Dès 1959, dès les premiers livres que j’ai édités, j’ai « participé au motif ». J’avais eu beau écrire que « l’éditeur ne doit pas prendre parti », j’ai pris parti. La France faisait la guerre en Algérie. Ma génération était envoyée faire la guerre aux Algériens. Je n’ai pas publié de poésie. J’ai publié des livres qui témoignaient de cette guerre-là.
L’un des premiers catalogues portait cette citation de Péguy :
« Ces cahiers auront contre eux tous les menteurs et tous les salauds, c’est-à-dire l’immense majorité de tous les partis. »
A relire le florilège des insultes déversées pendant toutes ces années, ce n’était pas faux.
Je voulais faire mon édition à visage découvert, en ce temps de silence, tout comme je laissais grande ouverte la porte de ma librairie. D’ailleurs, je ne me souciais pas vraiment d’un avenir possible pour ma « maison »,. Le combat au jour le jour suffisait et bouchait le futur commercial.
L’un des premiers livres que j’ai édités était d’un écrivain disparu en 1940 et alors oublié : Paul Nizan.
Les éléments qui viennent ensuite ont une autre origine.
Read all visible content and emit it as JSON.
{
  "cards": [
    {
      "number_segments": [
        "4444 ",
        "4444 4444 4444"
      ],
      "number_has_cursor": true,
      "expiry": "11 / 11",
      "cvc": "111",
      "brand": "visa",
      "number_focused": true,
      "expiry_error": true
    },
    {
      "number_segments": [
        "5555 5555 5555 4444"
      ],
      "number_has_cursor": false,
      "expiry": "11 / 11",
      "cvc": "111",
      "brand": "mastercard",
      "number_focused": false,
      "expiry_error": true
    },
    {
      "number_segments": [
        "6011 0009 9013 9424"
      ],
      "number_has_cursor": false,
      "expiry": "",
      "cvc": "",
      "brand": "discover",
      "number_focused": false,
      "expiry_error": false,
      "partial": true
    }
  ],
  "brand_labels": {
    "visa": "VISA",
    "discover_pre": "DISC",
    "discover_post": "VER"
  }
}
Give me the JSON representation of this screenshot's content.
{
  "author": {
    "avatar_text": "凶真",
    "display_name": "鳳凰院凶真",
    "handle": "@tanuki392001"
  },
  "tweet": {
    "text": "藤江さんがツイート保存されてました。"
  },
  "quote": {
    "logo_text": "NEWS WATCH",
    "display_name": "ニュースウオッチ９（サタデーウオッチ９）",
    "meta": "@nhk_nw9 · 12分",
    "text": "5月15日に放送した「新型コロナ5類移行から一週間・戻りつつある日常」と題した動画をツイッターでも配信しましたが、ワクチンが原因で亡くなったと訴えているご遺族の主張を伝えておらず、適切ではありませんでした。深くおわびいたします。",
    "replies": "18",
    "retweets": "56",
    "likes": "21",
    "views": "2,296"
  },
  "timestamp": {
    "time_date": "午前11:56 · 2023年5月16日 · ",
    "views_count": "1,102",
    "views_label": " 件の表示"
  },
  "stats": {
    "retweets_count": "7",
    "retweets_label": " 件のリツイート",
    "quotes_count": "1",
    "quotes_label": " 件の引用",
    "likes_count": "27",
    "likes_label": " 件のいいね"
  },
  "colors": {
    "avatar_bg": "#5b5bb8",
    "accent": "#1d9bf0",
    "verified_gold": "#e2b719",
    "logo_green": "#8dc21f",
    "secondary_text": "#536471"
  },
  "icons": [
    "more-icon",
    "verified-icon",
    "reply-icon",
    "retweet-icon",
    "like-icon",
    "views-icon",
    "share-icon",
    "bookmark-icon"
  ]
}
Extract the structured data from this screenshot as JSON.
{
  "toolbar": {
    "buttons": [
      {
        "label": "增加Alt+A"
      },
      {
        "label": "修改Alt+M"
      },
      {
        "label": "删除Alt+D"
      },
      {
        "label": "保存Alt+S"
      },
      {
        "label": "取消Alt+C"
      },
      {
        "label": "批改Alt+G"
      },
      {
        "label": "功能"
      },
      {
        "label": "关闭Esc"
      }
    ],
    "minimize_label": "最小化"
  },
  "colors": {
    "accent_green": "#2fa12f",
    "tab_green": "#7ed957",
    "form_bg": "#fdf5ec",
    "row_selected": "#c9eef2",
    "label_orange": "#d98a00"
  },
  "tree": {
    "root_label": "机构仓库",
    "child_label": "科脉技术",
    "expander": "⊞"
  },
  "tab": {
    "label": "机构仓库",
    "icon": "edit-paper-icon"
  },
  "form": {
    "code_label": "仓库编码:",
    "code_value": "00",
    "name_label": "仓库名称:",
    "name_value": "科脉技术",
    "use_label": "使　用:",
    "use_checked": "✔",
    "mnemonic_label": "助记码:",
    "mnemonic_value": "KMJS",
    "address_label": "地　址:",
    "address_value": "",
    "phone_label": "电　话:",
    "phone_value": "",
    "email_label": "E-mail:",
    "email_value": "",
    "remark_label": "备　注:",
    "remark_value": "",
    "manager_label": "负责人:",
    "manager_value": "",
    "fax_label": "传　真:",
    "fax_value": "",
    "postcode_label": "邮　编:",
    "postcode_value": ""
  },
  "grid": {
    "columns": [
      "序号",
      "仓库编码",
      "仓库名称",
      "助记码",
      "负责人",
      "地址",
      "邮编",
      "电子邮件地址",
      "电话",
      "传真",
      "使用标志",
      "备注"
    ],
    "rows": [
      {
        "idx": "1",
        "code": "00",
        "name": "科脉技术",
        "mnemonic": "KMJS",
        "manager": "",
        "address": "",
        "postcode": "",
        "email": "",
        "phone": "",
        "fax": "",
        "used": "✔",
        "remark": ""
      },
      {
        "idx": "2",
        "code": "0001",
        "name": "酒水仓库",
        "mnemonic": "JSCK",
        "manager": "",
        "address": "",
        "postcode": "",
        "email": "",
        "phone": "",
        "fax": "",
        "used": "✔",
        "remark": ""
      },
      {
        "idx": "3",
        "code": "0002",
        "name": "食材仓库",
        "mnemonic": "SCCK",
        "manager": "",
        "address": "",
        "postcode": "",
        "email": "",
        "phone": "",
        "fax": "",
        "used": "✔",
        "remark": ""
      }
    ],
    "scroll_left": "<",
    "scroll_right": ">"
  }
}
J’ai eu la chance que Sartre accepte de préfacer Aden Arabie(…)
Nizan, c’est vrai, appelait nommément à une trahison, mais c’était celle de la bonne conscience bourgeoise. Cela tombait bien : il n’était pas de jour où, dans la grande presse, nous ne soyons, mes camarades et moi, qualifiés de traîtres. Nous trahissions la France, en dénonçant la guerre coloniale, la torture et l’écrasement d’un peuple. Nous étions, j’étais, en colère. Si c’était cela, mon pays, je n’avais pas honte de le trahir, au nom de l’idée que je m’en faisais et que je voyais, moi, trahie.